Not at his side was Father Walter Kasper, a close aide who spared himself the aggro of the arrivals process at London's busiest airport by earlier stating in an interview that "When you land at Heathrow you think at times you have landed in a Third World country." (Though officially at least, health reasons, prevented him from accompanying the Pope on this occasion.)
It's not clear whether his drift was that the place is full of insalubrious wogs, or whether it's just the dumpiest major hub on the planet. Or indeed whether he was speaking synechdochially about the parlous state of our nation as a whole.
Anyway, I suppose he's right about Heathrow and we wish him a speedy recovery from Vatican mouth. I live in a proper Third World country but the airport here thankfully makes Terminal 3 look like a dirt strip in Kandahar.
Still, my recent round-the-world journey did incorporate one major international aiport that provides a marginally worse passenger experience: JFK.

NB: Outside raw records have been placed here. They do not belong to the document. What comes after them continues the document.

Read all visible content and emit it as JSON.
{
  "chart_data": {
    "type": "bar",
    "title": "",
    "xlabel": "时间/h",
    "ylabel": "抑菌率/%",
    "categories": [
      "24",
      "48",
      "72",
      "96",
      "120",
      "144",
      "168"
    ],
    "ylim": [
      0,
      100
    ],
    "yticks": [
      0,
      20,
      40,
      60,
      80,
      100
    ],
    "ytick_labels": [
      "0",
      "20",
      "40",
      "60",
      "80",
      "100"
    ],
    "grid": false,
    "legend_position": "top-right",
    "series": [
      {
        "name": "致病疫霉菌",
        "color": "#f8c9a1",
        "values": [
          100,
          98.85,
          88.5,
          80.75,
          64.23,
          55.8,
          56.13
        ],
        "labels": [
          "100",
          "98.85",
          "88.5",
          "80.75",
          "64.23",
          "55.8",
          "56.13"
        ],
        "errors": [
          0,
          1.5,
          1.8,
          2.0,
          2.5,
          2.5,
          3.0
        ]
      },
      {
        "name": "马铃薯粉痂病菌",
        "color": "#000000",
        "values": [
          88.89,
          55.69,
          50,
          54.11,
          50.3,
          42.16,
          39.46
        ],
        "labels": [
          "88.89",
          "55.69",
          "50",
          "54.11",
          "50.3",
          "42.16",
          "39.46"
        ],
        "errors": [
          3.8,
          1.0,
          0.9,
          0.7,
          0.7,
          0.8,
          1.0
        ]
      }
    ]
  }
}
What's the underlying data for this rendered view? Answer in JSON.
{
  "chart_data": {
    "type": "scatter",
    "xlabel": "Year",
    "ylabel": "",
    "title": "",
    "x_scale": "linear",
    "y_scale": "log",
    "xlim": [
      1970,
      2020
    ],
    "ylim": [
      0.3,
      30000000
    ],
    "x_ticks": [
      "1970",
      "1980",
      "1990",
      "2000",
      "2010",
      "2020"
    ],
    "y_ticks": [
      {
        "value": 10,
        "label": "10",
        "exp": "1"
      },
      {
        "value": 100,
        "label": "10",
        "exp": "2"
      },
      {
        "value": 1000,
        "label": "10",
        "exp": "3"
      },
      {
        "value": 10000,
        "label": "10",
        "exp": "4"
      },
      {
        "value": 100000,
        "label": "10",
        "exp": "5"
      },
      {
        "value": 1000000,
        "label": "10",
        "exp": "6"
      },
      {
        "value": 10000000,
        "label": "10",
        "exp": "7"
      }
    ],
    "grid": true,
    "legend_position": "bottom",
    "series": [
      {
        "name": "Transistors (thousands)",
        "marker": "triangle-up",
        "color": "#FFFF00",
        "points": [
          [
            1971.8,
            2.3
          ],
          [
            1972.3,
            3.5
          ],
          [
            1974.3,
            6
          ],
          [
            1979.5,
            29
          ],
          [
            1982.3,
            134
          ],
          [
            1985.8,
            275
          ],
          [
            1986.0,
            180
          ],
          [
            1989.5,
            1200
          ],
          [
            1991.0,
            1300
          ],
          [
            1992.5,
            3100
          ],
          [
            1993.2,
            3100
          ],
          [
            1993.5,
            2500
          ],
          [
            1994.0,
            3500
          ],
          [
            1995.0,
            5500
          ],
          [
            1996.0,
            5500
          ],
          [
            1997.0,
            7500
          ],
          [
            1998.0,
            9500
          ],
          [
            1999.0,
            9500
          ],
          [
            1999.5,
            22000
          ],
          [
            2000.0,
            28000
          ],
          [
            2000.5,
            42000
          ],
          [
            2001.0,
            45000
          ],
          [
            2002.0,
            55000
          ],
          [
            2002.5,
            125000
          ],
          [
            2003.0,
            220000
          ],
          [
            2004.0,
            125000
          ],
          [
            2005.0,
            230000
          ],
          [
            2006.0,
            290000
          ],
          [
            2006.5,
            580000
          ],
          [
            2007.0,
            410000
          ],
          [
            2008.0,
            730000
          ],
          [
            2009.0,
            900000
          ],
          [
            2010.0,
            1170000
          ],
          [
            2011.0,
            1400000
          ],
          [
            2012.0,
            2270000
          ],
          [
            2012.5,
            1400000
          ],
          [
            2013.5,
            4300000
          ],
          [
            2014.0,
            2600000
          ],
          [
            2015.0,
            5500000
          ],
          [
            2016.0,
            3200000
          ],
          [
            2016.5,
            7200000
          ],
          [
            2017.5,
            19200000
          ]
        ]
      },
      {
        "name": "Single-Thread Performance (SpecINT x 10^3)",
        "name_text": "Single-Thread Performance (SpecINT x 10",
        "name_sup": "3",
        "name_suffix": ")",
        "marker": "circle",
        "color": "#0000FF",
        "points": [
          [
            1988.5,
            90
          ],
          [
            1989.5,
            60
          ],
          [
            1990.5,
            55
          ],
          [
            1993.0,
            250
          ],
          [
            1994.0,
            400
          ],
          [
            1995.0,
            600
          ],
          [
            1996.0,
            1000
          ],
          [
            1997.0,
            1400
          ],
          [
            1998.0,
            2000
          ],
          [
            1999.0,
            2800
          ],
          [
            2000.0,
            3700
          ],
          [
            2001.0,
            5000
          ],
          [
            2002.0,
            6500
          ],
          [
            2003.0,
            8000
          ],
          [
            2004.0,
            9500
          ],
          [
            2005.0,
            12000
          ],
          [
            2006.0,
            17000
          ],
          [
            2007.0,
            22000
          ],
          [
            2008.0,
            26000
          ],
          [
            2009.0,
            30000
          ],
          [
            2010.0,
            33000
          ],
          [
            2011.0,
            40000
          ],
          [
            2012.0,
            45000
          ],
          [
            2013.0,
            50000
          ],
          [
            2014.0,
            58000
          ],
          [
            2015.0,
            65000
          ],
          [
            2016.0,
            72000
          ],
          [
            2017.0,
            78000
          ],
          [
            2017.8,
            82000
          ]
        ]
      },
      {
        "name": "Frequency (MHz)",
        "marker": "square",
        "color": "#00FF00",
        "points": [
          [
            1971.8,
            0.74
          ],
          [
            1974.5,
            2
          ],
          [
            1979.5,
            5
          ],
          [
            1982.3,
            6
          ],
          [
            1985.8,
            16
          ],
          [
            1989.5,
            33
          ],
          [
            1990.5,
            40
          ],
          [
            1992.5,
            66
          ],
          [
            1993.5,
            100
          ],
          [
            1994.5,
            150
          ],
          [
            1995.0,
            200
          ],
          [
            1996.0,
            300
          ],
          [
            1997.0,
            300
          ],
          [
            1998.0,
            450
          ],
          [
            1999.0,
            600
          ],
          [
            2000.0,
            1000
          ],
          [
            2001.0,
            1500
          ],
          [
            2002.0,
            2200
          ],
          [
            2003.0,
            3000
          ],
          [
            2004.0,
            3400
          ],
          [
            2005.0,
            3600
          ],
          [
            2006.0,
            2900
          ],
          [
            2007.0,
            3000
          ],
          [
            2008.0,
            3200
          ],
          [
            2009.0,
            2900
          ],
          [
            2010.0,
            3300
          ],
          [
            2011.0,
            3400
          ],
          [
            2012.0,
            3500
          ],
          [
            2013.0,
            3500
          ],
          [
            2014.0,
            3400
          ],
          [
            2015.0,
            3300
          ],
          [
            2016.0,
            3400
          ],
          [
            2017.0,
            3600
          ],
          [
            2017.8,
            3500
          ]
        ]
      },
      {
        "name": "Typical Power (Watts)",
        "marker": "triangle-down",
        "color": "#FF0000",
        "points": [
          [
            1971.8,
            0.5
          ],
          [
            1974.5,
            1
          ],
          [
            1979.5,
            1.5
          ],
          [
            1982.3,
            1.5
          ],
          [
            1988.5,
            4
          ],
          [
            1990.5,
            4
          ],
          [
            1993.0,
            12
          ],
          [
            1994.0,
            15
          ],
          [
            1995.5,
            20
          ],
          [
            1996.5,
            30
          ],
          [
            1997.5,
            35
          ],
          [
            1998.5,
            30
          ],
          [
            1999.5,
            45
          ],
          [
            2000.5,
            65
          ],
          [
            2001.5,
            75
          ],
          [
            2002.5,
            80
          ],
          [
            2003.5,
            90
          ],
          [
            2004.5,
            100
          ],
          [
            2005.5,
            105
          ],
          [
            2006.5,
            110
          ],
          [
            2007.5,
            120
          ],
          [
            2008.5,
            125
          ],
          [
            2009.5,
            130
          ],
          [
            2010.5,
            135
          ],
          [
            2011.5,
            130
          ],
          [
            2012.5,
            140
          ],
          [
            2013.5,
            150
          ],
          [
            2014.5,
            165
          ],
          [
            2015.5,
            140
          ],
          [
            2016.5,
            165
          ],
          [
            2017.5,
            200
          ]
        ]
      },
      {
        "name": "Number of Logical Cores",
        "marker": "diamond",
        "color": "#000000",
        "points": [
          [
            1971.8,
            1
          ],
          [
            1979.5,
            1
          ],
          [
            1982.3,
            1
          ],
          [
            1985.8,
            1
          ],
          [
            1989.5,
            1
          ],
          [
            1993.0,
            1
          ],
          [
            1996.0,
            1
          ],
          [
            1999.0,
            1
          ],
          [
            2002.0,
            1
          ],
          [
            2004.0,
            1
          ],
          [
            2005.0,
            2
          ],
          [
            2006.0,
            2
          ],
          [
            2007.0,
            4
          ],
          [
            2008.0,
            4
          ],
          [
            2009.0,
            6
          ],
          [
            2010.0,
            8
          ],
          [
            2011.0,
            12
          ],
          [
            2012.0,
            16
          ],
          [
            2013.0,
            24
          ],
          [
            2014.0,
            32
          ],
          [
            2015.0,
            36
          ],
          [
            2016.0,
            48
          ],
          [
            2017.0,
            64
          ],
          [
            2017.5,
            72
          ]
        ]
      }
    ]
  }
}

As for the rest, here's my personal league table:
1. Hong Kong International: in a city which often feels like one big duty free lounge they were going to have to come up with something special and who can argue when this mini-metropolis claims to be the world's greatest airport?
2. Suvarnabhumi, Bangkok: could not be further from the shithole that appeared in all those movies where naive young western girls are detained by sweaty, mosca-encircled immigration officials for carrying dope that some low-life had planted in their suitcase. Filled with seemingly pointless rolling electric walkways and an entire floor full of top notch Asian eateries.
3. Narita, Tokyo: much like Hong Kong, but somehow not quite as swanky.
4. YVR, Vancouver International: smartened up and 'greened' in advance of the Winter Olympics, the gate areas feature massive glass windows and high ceilings and pleasingly soft-toned upholstery.
5. Changi, Singapore: the trouble here is that while T3 is as smart and shiny as Asia's other leading terminals, T1 rivals its equivalent at Heathrow for all-round outmoded skankiness. The food on offer in the departure lounge is more along the lines of generic international soggy croissant than what you would expect from a foodie's paradise like Singapore.
6. La Guardia, New York: some might quibble about the runway sticking out into the Hudson, but the terminal facilities are nicely compact and the staff remarkably friendly and helpful for denizens of this city.
7. Aurora International, Guatemala City: the old set-up had its charms, but I suppose this new glass and metal make-over with its American-style dirty blue departure lounge seats is a better advertisement for Guatemala's desire to be modern. The old ways are most visibly preserved in the form of unnecessarily long queues for check-in and the payment of a departure tax that only bank employees can be trusted to handle.
8. Miami International (MIA): my unlucky aiport, scene of two emergency landings and other major inconveniences, which this time included being told by an automatic check-in machine that my flight was cancelled and by the nearest AA employee that customer service was in Dallas. Father Kasper should give it a whirl some time.
9. Heathrow, London: They're doing their best by attempting to tart up the original sixties terminals. The brand new T5 looks like a failed British attempt to recreate the experience of those Asian glass palaces, which went wrong the moment they decided to pack it with the same tat that clutters up the other four terminals.
10. JFK, New York: Rather than create a proper airport, the designers of JFK sought to build an airport of parts, where all the facilities you might need are strung out in a circle of wide circumference and linked by slow-moving driverless trains which circulate in only one direction. Authentic blue-collar New Yorkers of the stereotypically coarse and dismissive kind operate in force here.